As long as our categories for judging saved and lost are “regenerate” and “unregenerate”, we will be assuming (even if we don’t define it) that “union” means regeneration and that union/regeneration precedes justification.
1. We need to define what we mean by “regeneration”. Since the Bible word is “new birth”, we need to think about this new birth in terms of “effectual calling” by the power of the Holy Spirit with the word of the gospel. We need to get away from the idea that “regeneration” is a “change in substance” and that there is a time gap between it and the hearing of the gospel.
2. We need to define “in Christ” in terms of justification. Although the Bible does teach that the sheep are always in Christ by election, Romans 16 teaches that some of the sheep are in Christ before other of the sheep. This change is not a first of all a change of regeneration but legally a change of state before God. To be in Christ in this way is to be justified.
Union with Christ is justification, legal union with Christ and His work and His benefits. Immediately after this legal change, the sheep are born again and believe the gospel, but “union” does not precede justification, because union IS justification.
3. God justifies the ungodly. God does not justify because of faith. God does not justify because God has changed the person’s nature. God changes the person because God has justified the person. The change from a belief in the false gospel to the true gospel is evidence of justification, but it is never the reason for God justifying.
Romans 6:17 “But thanks be to God, that you were once slaves of sin have become obedient from the heart to the standard of teaching to which you were called…”
Roman 6:20 “When you were slaves of sin, you were free in regard to righteousness. What fruit were you getting at that time from the things of which you are now ashamed?”
As long we define union as regeneration and judge saved and lost by regeneration, we will be tempted to ignore the gospel of justification and judge by morality and immorality.
Romans 6 describes two legal states, one of which is “free from righteousness”. We tend to judge people to be saved on the evidence of morality. But God sees that morality as something to be ashamed of, when those moral people are still in their sins, still not yet justified.

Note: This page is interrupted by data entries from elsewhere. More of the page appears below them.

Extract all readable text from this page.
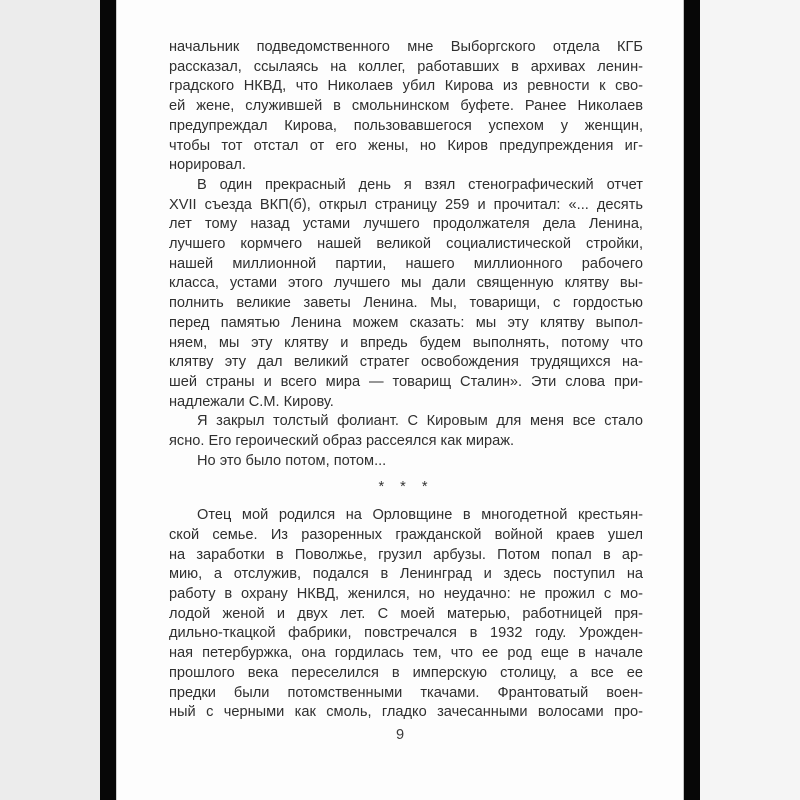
начальник подведомственного мне Выборгского отдела КГБ
рассказал, ссылаясь на коллег, работавших в архивах ленин-
градского НКВД, что Николаев убил Кирова из ревности к сво-
ей жене, служившей в смольнинском буфете. Ранее Николаев
предупреждал Кирова, пользовавшегося успехом у женщин,
чтобы тот отстал от его жены, но Киров предупреждения иг-
норировал.
В один прекрасный день я взял стенографический отчет
XVII съезда ВКП(б), открыл страницу 259 и прочитал: «... десять
лет тому назад устами лучшего продолжателя дела Ленина,
лучшего кормчего нашей великой социалистической стройки,
нашей миллионной партии, нашего миллионного рабочего
класса, устами этого лучшего мы дали священную клятву вы-
полнить великие заветы Ленина. Мы, товарищи, с гордостью
перед памятью Ленина можем сказать: мы эту клятву выпол-
няем, мы эту клятву и впредь будем выполнять, потому что
клятву эту дал великий стратег освобождения трудящихся на-
шей страны и всего мира — товарищ Сталин». Эти слова при-
надлежали С.М. Кирову.
Я закрыл толстый фолиант. С Кировым для меня все стало
ясно. Его героический образ рассеялся как мираж.
Но это было потом, потом...
* * *
Отец мой родился на Орловщине в многодетной крестьян-
ской семье. Из разоренных гражданской войной краев ушел
на заработки в Поволжье, грузил арбузы. Потом попал в ар-
мию, а отслужив, подался в Ленинград и здесь поступил на
работу в охрану НКВД, женился, но неудачно: не прожил с мо-
лодой женой и двух лет. С моей матерью, работницей пря-
дильно-ткацкой фабрики, повстречался в 1932 году. Урожден-
ная петербуржка, она гордилась тем, что ее род еще в начале
прошлого века переселился в имперскую столицу, а все ее
предки были потомственными ткачами. Франтоватый воен-
ный с черными как смоль, гладко зачесанными волосами про-
9
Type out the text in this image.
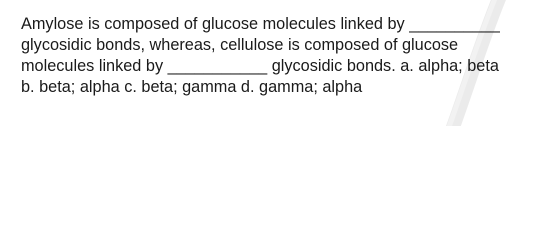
Amylose is composed of glucose molecules linked by __________
glycosidic bonds, whereas, cellulose is composed of glucose
molecules linked by ___________ glycosidic bonds. a. alpha; beta
b. beta; alpha c. beta; gamma d. gamma; alpha
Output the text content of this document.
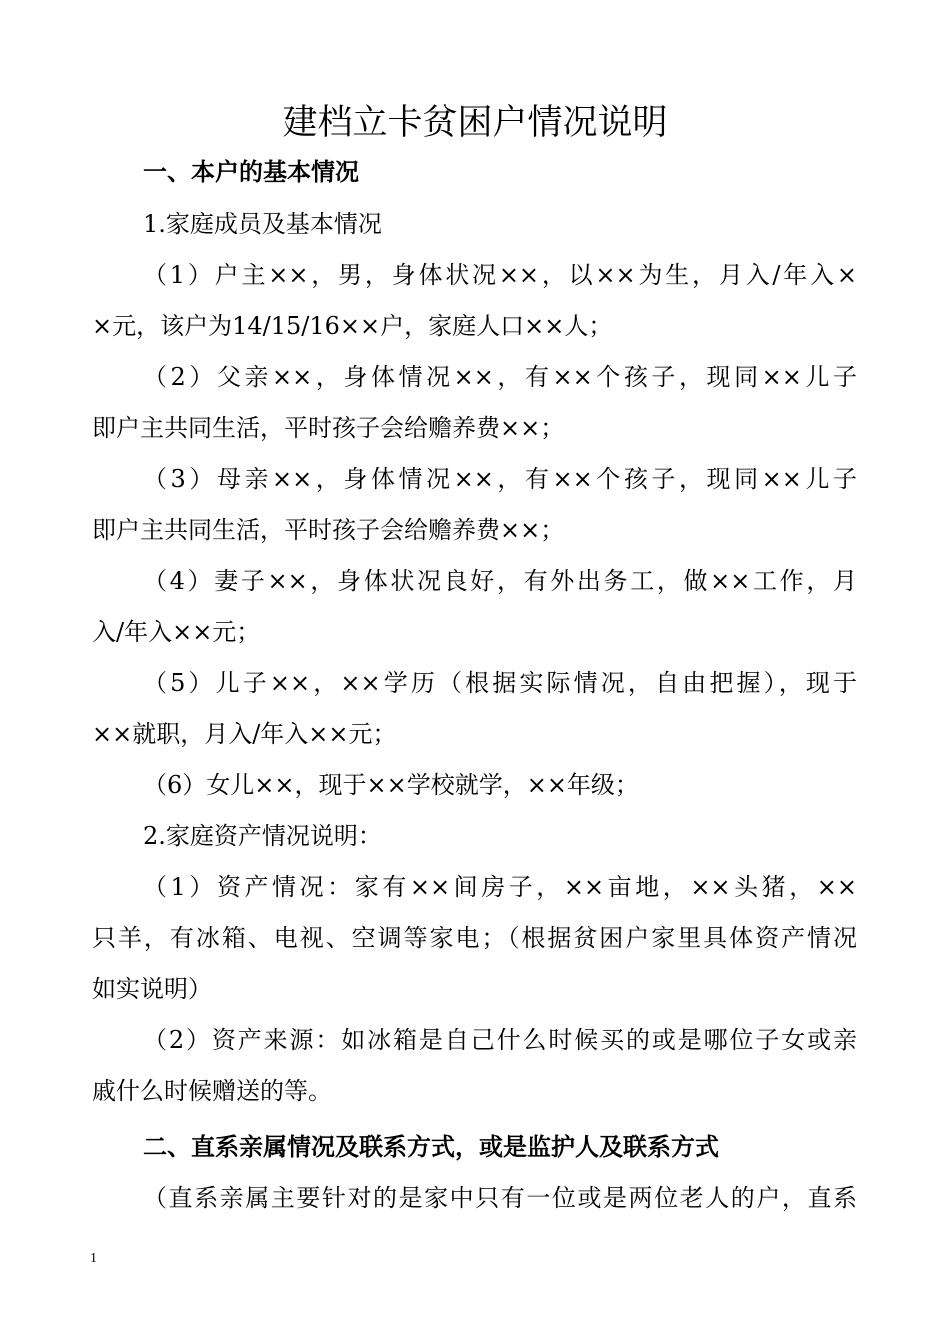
建档立卡贫困户情况说明
一、本户的基本情况
1.家庭成员及基本情况
（1）户主××，男，身体状况××，以××为生，月入/年入×
×元，该户为14/15/16××户，家庭人口××人；
（2）父亲××，身体情况××，有××个孩子，现同××儿子
即户主共同生活，平时孩子会给赡养费××；
（3）母亲××，身体情况××，有××个孩子，现同××儿子
即户主共同生活，平时孩子会给赡养费××；
（4）妻子××，身体状况良好，有外出务工，做××工作，月
入/年入××元；
（5）儿子××，××学历（根据实际情况，自由把握），现于
××就职，月入/年入××元；
（6）女儿××，现于××学校就学，××年级；
2.家庭资产情况说明：
（1）资产情况：家有××间房子，××亩地，××头猪，××
只羊，有冰箱、电视、空调等家电；（根据贫困户家里具体资产情况
如实说明）
（2）资产来源：如冰箱是自己什么时候买的或是哪位子女或亲
戚什么时候赠送的等。
二、直系亲属情况及联系方式，或是监护人及联系方式
（直系亲属主要针对的是家中只有一位或是两位老人的户，直系
1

Romans 6 defines the “in Christ” in terms of legally being placed into the death of Christ. Union with Christ is justification. The hope of the justified elect is that God has counted the death of Christ as their death.
I ask you to think about it.Why do you always draw the line between the regenerate and the unregenerate? Why don’t you draw the line between the justified and the condemned? Why don’t you judge by if a person knows and believes the gospel?
I am not denying the absolute necessity for the new birth. I am only saying that the new birth is about Christ in us, not about us in Christ. I am only say that the “new creation” has to do with a change in legal state, and not first of all with a change of Character or nature.
II Corinthians 5:14 “one has died for all, therefore all have died; and he died for all, that those who live would no longer live for themselves but for him who for their sake died and was raised. From now on, we regard no one according to the flesh (judging by morality or immorality or by other non-gospel standards)….If anyone is in Christ, there is a NEW CREATION. The old has passed; the new has come.”
“Those who live” means first of all those who are justified. The category of “we died” is not about regeneration but about atonement imputed in order to justification. So also the category of “those who live” is also not about a change of character or nature but about an imputed legal reality, a new and different (than before) judicial state before God.